THE SNP will have a better chance of winning a fresh referendum on independence if it waits until after agreement is reached on the UK’s Brexit deal, according to senior Nationalist Alex Neil.
The former Scottish Cabinet minister warned against a “premature” referendum which the Yes side might lose.
And he pointed out that with a tight 18-month deadline for the Brexit talks, recently set by EU chief negotiator Michael Barnier, it would be difficult to organise an independence vote within that timescale anyway.
Mr Neil’s comments appear at odds with those of First Minister Nicola Sturgeon, who has talked of Scots being given the chance to consider independence “before the UK leaves the EU” if that looks like the best or only way to protect the country’s interests. The timing is important because it is seen as easier for Scotland just to continue as an EU member rather than leave and apply to rejoin.

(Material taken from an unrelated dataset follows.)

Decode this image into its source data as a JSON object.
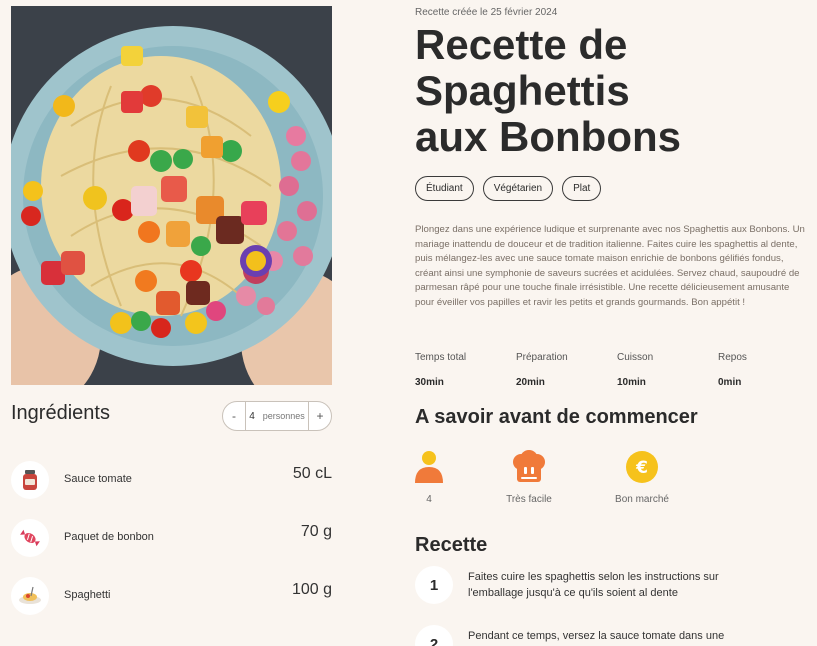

But does Mr Neil’s intervention undermine the First Minister’s stance or is he just spelling out a realistic, commonsense position which Ms Sturgeon will inevitably find herself having to accept as events unfold?
Mr Neil revealed last month that he had voted Leave, despite the party’s strong official support for Remain.

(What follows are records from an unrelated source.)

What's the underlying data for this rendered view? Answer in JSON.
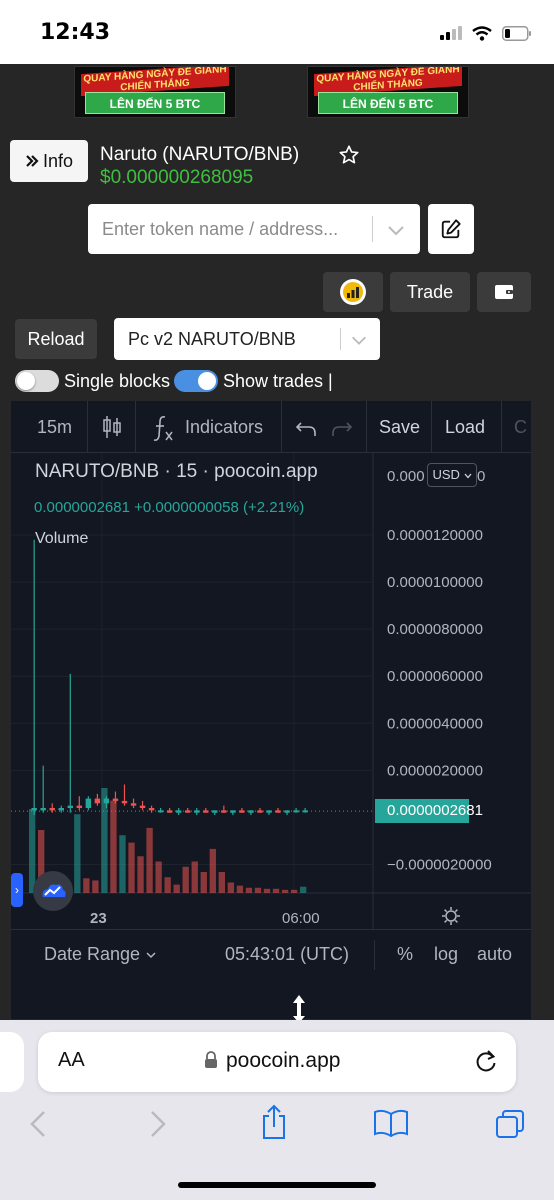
{
  "status_bar": {
    "time": "12:43"
  },
  "banners": [
    {
      "top_text": "QUAY HÀNG NGÀY ĐỂ GIÀNH CHIẾN THẮNG",
      "bottom_text": "LÊN ĐẾN 5 BTC"
    },
    {
      "top_text": "QUAY HÀNG NGÀY ĐỂ GIÀNH CHIẾN THẮNG",
      "bottom_text": "LÊN ĐẾN 5 BTC"
    }
  ],
  "header": {
    "info_label": "Info",
    "token_title": "Naruto (NARUTO/BNB)",
    "token_price": "$0.000000268095"
  },
  "search": {
    "placeholder": "Enter token name / address..."
  },
  "actions": {
    "trade_label": "Trade",
    "reload_label": "Reload"
  },
  "pair_select": {
    "value": "Pc v2 NARUTO/BNB"
  },
  "toggles": [
    {
      "label": "Single blocks",
      "on": false
    },
    {
      "label": "Show trades |",
      "on": true
    }
  ],
  "chart_toolbar": {
    "interval": "15m",
    "indicators_label": "Indicators",
    "save_label": "Save",
    "load_label": "Load",
    "overflow_label": "C"
  },
  "chart_legend": {
    "title": "NARUTO/BNB · 15 · poocoin.app",
    "ohlc": "0.0000002681  +0.0000000058 (+2.21%)",
    "volume_label": "Volume",
    "currency": "USD",
    "last_price_tag": "0.0000002681"
  },
  "chart_footer": {
    "date_range": "Date Range",
    "time": "05:43:01 (UTC)",
    "percent": "%",
    "log": "log",
    "auto": "auto"
  },
  "browser": {
    "aa_label": "AA",
    "url": "poocoin.app"
  },
  "colors": {
    "up": "#26a69a",
    "down": "#ef5350",
    "price_green": "#3fbf3f",
    "chart_bg": "#131722",
    "toggle_on": "#4a90e2"
  },
  "chart_data": {
    "type": "candlestick",
    "x_tick_labels": [
      "23",
      "06:00"
    ],
    "y_tick_labels": [
      "0.0000120000",
      "0.0000100000",
      "0.0000080000",
      "0.0000060000",
      "0.0000040000",
      "0.0000020000",
      "−0.0000020000"
    ],
    "y_top_label": "0.000",
    "y_top_suffix": "0",
    "ylim": [
      -3e-06,
      1.4e-05
    ],
    "last_price": 2.681e-07,
    "candles": [
      {
        "o": 4e-07,
        "h": 1.18e-05,
        "l": 1e-07,
        "c": 3e-07,
        "up": true
      },
      {
        "o": 3e-07,
        "h": 2.2e-06,
        "l": 2e-07,
        "c": 4e-07,
        "up": true
      },
      {
        "o": 4e-07,
        "h": 6e-07,
        "l": 2e-07,
        "c": 3e-07,
        "up": false
      },
      {
        "o": 3e-07,
        "h": 5e-07,
        "l": 2e-07,
        "c": 4e-07,
        "up": true
      },
      {
        "o": 4e-07,
        "h": 6.1e-06,
        "l": 2e-07,
        "c": 5e-07,
        "up": true
      },
      {
        "o": 5e-07,
        "h": 9e-07,
        "l": 3e-07,
        "c": 4e-07,
        "up": false
      },
      {
        "o": 4e-07,
        "h": 9e-07,
        "l": 3e-07,
        "c": 8e-07,
        "up": true
      },
      {
        "o": 8e-07,
        "h": 1e-06,
        "l": 5e-07,
        "c": 6e-07,
        "up": false
      },
      {
        "o": 6e-07,
        "h": 9e-07,
        "l": 4e-07,
        "c": 8e-07,
        "up": true
      },
      {
        "o": 8e-07,
        "h": 1.1e-06,
        "l": 6e-07,
        "c": 7e-07,
        "up": false
      },
      {
        "o": 7e-07,
        "h": 1.4e-06,
        "l": 5e-07,
        "c": 6e-07,
        "up": false
      },
      {
        "o": 6e-07,
        "h": 8e-07,
        "l": 4e-07,
        "c": 5e-07,
        "up": false
      },
      {
        "o": 5e-07,
        "h": 7e-07,
        "l": 3e-07,
        "c": 4e-07,
        "up": false
      },
      {
        "o": 4e-07,
        "h": 5e-07,
        "l": 2e-07,
        "c": 3e-07,
        "up": false
      },
      {
        "o": 3e-07,
        "h": 4e-07,
        "l": 2e-07,
        "c": 3e-07,
        "up": true
      },
      {
        "o": 3e-07,
        "h": 4e-07,
        "l": 2e-07,
        "c": 2e-07,
        "up": false
      },
      {
        "o": 2e-07,
        "h": 4e-07,
        "l": 1e-07,
        "c": 3e-07,
        "up": true
      },
      {
        "o": 3e-07,
        "h": 4e-07,
        "l": 2e-07,
        "c": 2e-07,
        "up": false
      },
      {
        "o": 2e-07,
        "h": 4e-07,
        "l": 1e-07,
        "c": 3e-07,
        "up": true
      },
      {
        "o": 3e-07,
        "h": 4e-07,
        "l": 2e-07,
        "c": 2e-07,
        "up": false
      },
      {
        "o": 2e-07,
        "h": 3e-07,
        "l": 1e-07,
        "c": 3e-07,
        "up": true
      },
      {
        "o": 3e-07,
        "h": 5e-07,
        "l": 2e-07,
        "c": 2e-07,
        "up": false
      },
      {
        "o": 2e-07,
        "h": 3e-07,
        "l": 1e-07,
        "c": 3e-07,
        "up": true
      },
      {
        "o": 3e-07,
        "h": 4e-07,
        "l": 2e-07,
        "c": 2e-07,
        "up": false
      },
      {
        "o": 2e-07,
        "h": 3e-07,
        "l": 1e-07,
        "c": 3e-07,
        "up": true
      },
      {
        "o": 3e-07,
        "h": 4e-07,
        "l": 2e-07,
        "c": 2e-07,
        "up": false
      },
      {
        "o": 2e-07,
        "h": 3e-07,
        "l": 1e-07,
        "c": 3e-07,
        "up": true
      },
      {
        "o": 3e-07,
        "h": 4e-07,
        "l": 2e-07,
        "c": 2e-07,
        "up": false
      },
      {
        "o": 2e-07,
        "h": 3e-07,
        "l": 1e-07,
        "c": 3e-07,
        "up": true
      },
      {
        "o": 3e-07,
        "h": 4e-07,
        "l": 2e-07,
        "c": 3e-07,
        "up": true
      },
      {
        "o": 3e-07,
        "h": 4e-07,
        "l": 2e-07,
        "c": 3e-07,
        "up": true
      }
    ],
    "volume": [
      {
        "v": 0.8,
        "up": true
      },
      {
        "v": 0.6,
        "up": false
      },
      {
        "v": 0.15,
        "up": false
      },
      {
        "v": 0.12,
        "up": false
      },
      {
        "v": 0.1,
        "up": true
      },
      {
        "v": 0.75,
        "up": true
      },
      {
        "v": 0.14,
        "up": false
      },
      {
        "v": 0.12,
        "up": false
      },
      {
        "v": 1.0,
        "up": true
      },
      {
        "v": 0.88,
        "up": false
      },
      {
        "v": 0.55,
        "up": true
      },
      {
        "v": 0.48,
        "up": false
      },
      {
        "v": 0.35,
        "up": false
      },
      {
        "v": 0.62,
        "up": false
      },
      {
        "v": 0.3,
        "up": false
      },
      {
        "v": 0.15,
        "up": false
      },
      {
        "v": 0.08,
        "up": false
      },
      {
        "v": 0.25,
        "up": false
      },
      {
        "v": 0.3,
        "up": false
      },
      {
        "v": 0.2,
        "up": false
      },
      {
        "v": 0.42,
        "up": false
      },
      {
        "v": 0.2,
        "up": false
      },
      {
        "v": 0.1,
        "up": false
      },
      {
        "v": 0.07,
        "up": false
      },
      {
        "v": 0.05,
        "up": false
      },
      {
        "v": 0.05,
        "up": false
      },
      {
        "v": 0.04,
        "up": false
      },
      {
        "v": 0.04,
        "up": false
      },
      {
        "v": 0.03,
        "up": false
      },
      {
        "v": 0.03,
        "up": false
      },
      {
        "v": 0.06,
        "up": true
      }
    ]
  }
}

And it seems clear now that the SNP leadership seriously underestimated the strength of the pro-Brexit feelings among its supporters.
Latest research found 36 per cent of SNP voters backed Leave – the same proportion as among Labour voters.

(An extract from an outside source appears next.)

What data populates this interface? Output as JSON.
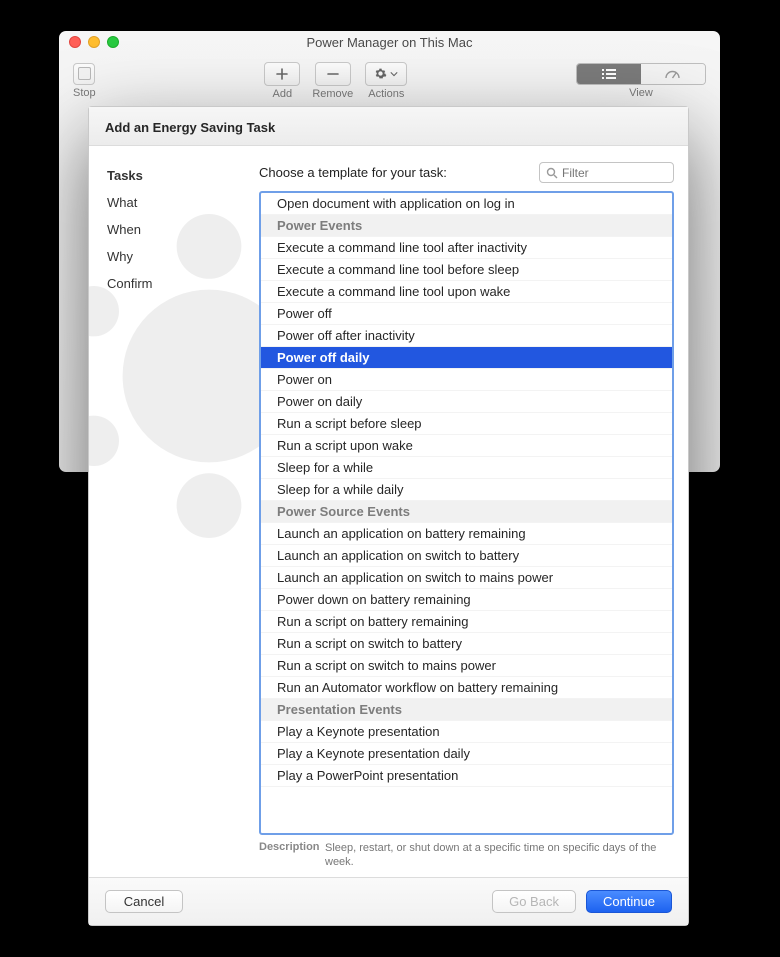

That has meant that, despite the undoubted fact that some who voted No in the September 2014 independence referendum have become Yes supporters because of their dismay at the Brexit vote, there has been no significant increase in support for independence since June 23. Indeed, one recent poll showed it dipping by one per cent from the 2014 level of 45 per cent.
Without the surge she had hoped for, Ms Sturgeon is in no rush to call a new referendum. But Scotland’s 62 per cent backing for Remain still gives her a strong mandate to push for a continued relationship between Scotland and the EU whatever happens at UK level. And that is difficult to achieve unless you are an independent state. It looks like stalemate.
So will Scottish opinion change once the shape of the UK’s Brexit deal and the consequences of leaving the EU begin to emerge?
The forecast this week from the Fraser of Allander Institute painted a bleak picture of life after Brexit – rising inflation, limited employment and earnings growth, and a freezing of many in-work benefits.
But it may be that voters fear there will be hard times ahead whichever path is chosen, so it is difficult to know whether the looming reality of a UK adrift from the EU will be enough to make anyone feel differently about independence.
Nevertheless, Mr Neil’s argument is that better knowledge of what we face would help. “You cannot realistically maximise your chances of winning a referendum for independence unless and until you know what the final Brexit deal is,” he says.
He also wants any new independence referendum to cover the EU too, asking voters whether they would want an independent Scotland to apply to rejoin the EU.
Two referendums for the price of one, with all options open, might sound a bargain – but it could lead to some complicated campaigning and perhaps a result few of the politicians want to see.